Variation of excess conductivity Δσ as a function of the reduced temperature ε in lnln plot, respectively for (a) Ag-unmilled and (b) Ag-B-milled samples. CR critical region, MFR mean-field region, SWR short-wave region

Fig. 10
figure 10

Variation of critical magnetic fields (B c1(0) and B c2(0)) and critical current density J c (0) of sintered samples prepared with AgNO3 addition

4 Conclusions

We have studied the fluctuation induced conductivity of YBCO superconductors in the paraconductivity region. The focus is given to the role of Y-deficient Y-123 superconducting nano-particles embedded in superconducting matrix and generated by a planetary ball milling process.

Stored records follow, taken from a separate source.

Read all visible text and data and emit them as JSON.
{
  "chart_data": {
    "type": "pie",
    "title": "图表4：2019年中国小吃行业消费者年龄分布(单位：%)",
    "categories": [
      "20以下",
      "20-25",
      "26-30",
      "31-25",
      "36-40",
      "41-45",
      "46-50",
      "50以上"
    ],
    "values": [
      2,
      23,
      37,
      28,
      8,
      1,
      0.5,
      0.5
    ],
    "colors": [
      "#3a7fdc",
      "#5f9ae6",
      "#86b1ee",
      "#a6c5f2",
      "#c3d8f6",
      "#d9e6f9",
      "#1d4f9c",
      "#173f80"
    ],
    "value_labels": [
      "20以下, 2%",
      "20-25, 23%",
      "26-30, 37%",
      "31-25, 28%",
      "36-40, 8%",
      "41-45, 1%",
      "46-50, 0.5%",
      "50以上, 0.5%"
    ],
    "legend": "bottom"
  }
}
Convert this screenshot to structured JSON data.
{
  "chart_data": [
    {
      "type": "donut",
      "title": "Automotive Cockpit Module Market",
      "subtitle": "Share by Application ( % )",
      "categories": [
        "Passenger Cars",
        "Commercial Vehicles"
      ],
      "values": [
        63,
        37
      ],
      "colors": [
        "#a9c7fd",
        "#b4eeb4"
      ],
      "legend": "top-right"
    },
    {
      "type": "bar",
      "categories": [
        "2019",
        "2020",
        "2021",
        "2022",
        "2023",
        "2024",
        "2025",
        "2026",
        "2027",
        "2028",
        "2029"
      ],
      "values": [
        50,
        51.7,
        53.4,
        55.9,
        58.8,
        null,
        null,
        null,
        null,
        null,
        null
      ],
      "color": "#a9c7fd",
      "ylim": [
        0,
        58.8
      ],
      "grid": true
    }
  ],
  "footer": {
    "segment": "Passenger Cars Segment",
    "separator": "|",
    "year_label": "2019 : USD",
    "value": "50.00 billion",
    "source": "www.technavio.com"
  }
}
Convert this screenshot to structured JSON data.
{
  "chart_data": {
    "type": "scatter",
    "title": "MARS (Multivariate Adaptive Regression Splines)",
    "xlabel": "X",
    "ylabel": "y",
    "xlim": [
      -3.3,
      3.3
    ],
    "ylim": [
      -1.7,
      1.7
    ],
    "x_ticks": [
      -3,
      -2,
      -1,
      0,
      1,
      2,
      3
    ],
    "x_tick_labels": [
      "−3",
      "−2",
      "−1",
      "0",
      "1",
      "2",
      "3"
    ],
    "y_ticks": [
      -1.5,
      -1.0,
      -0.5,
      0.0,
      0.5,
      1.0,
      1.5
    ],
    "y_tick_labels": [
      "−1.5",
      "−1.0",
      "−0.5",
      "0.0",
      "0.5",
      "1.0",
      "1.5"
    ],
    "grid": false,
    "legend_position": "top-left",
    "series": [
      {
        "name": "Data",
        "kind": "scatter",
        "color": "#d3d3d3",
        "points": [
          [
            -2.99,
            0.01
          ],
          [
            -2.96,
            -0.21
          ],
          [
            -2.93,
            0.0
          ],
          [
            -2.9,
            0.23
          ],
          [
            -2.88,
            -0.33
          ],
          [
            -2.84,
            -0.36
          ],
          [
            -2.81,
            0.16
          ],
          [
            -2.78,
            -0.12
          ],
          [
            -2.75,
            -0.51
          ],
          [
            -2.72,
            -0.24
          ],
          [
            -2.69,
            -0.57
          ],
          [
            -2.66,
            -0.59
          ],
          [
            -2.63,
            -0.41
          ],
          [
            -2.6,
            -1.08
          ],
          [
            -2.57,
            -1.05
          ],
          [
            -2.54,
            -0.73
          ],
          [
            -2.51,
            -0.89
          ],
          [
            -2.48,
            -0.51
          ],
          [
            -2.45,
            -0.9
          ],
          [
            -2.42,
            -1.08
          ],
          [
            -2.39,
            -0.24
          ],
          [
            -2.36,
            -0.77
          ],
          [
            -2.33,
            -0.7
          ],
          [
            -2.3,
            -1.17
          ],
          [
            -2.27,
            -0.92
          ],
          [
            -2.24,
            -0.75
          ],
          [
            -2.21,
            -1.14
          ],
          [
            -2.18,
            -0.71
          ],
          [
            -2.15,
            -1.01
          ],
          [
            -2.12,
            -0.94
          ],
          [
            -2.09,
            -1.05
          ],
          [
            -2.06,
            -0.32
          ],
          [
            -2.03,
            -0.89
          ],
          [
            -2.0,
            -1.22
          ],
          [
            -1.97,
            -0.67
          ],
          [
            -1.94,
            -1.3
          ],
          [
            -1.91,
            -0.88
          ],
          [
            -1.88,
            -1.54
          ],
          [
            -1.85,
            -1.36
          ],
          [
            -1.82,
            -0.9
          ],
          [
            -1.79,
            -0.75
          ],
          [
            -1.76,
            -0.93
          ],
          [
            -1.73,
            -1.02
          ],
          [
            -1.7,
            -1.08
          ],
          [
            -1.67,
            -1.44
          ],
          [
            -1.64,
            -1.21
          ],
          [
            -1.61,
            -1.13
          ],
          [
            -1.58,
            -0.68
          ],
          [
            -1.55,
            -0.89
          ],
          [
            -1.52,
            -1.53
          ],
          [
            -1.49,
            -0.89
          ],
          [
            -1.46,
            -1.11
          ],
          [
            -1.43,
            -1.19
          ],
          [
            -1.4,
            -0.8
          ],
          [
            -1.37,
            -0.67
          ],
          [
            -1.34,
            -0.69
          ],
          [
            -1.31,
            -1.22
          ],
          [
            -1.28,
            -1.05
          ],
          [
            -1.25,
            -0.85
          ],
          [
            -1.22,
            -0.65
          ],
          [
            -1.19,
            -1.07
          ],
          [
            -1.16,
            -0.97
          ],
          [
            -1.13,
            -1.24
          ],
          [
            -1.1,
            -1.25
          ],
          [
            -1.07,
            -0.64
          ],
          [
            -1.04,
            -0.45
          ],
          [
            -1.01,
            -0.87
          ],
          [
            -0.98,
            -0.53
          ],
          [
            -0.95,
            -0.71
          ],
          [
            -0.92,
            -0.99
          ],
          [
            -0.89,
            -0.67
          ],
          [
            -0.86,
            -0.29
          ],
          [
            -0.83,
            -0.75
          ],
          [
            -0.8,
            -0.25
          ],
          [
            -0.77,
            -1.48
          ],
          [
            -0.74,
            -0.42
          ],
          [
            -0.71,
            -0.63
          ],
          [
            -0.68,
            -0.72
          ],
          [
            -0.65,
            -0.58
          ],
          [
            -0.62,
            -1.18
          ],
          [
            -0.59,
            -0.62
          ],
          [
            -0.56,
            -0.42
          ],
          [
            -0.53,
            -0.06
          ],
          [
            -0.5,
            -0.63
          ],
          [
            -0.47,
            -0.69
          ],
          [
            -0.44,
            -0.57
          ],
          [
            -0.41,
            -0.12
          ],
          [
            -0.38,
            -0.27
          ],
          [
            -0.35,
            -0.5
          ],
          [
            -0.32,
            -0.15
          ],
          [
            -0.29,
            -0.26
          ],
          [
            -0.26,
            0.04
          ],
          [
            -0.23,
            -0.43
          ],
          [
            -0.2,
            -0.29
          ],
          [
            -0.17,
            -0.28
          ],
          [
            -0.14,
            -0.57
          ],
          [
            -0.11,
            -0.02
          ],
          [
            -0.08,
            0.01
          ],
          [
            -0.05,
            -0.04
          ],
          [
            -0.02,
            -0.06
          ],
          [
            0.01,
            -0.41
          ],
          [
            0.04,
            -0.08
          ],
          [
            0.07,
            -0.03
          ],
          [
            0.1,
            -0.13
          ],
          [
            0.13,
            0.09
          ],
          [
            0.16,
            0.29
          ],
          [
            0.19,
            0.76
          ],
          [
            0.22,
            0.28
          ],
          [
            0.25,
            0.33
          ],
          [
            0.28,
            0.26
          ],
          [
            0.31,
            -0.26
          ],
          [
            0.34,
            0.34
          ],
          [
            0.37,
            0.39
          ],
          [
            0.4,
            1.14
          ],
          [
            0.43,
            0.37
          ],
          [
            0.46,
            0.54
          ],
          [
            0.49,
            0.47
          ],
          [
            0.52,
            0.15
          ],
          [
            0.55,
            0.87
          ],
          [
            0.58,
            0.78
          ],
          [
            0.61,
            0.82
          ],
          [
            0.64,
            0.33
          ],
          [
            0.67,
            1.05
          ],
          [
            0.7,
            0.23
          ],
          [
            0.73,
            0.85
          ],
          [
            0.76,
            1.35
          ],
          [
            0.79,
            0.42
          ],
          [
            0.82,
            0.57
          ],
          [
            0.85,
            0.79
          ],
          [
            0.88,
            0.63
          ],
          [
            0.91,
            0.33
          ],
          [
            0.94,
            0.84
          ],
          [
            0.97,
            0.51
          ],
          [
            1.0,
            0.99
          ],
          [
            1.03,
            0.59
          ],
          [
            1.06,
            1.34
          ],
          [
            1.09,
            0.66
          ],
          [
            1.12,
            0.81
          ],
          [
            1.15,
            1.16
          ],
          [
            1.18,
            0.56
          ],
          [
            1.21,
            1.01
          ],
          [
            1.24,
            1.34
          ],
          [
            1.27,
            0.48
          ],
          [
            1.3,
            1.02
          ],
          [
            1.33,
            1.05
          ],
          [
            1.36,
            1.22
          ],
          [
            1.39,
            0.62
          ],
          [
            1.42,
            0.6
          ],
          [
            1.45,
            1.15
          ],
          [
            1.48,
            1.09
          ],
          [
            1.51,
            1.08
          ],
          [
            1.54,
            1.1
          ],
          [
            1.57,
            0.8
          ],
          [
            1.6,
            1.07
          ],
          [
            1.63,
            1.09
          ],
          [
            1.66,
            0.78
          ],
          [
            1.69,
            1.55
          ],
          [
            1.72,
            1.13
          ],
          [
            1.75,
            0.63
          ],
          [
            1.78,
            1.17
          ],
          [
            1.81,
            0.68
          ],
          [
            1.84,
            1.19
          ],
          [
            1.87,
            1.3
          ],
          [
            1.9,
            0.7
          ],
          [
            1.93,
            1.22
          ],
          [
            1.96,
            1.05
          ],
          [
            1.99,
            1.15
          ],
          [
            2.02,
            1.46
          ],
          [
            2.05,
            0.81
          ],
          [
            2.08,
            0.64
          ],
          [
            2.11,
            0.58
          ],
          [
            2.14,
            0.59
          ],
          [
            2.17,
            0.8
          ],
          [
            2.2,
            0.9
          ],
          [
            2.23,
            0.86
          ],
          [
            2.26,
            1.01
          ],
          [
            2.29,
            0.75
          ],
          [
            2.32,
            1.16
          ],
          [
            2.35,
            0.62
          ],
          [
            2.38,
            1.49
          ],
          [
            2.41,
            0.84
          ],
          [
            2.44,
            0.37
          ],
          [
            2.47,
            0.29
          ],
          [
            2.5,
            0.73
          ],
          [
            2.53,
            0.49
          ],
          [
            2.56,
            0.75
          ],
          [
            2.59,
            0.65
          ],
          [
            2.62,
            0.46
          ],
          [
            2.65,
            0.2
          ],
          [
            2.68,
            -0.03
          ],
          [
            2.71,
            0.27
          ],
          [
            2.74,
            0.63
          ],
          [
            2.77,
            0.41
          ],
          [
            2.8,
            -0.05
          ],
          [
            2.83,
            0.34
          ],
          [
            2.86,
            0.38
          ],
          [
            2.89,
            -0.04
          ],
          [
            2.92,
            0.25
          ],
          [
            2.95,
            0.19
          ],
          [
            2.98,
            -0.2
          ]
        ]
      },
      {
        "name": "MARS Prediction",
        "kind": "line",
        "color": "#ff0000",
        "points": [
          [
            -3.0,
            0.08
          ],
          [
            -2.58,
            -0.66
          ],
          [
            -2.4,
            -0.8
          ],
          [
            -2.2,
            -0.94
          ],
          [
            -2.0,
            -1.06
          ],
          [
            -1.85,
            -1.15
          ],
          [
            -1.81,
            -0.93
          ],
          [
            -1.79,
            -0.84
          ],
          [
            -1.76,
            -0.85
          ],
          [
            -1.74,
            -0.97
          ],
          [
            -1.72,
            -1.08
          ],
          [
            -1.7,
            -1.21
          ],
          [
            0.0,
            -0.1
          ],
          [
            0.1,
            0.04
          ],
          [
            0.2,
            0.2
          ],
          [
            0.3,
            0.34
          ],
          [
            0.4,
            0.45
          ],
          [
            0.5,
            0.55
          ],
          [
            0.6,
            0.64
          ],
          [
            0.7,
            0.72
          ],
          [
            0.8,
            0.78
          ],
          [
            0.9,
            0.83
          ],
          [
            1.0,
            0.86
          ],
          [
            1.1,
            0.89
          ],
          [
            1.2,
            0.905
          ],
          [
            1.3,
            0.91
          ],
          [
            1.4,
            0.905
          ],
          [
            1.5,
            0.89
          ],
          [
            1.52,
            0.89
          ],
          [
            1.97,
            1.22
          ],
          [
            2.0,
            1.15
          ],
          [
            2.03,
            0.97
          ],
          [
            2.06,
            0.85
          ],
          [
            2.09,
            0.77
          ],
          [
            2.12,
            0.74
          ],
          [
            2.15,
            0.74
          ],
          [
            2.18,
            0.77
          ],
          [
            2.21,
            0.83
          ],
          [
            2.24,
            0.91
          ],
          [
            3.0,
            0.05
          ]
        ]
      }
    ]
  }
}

The experimental data of the resistivity are fitted with Aslamazov and Larkin model. Three different regimes corresponding to critical, mean-field and short wave fluctuation regions are observed. We have observed a change of the intrinsic superconducting characteristics and the dimensionality of investigated samples. These results may be attributed to the Y-deficient Y-123 nano-particles. The lower and upper critical magnetic fields and the critical current density are enhanced for sample embedded with 8 wt% of Y-deficient Y-123 nano-particles and then suppressed with further increase of the concentration of Y-deficient Y-123 nano-particles. These results suggest that the attainment of an optimum concentration and well-dispersed of nano-sized inclusions improves the electrical transport capability of samples. On the other hand, we have shown that the best flux pinning is observed in sample with 8 wt% of Y-deficient Y-123 nano-particles and contains silver. This is due to the finely and uniformly distribution of silver and Y-deficient nano-sized particles.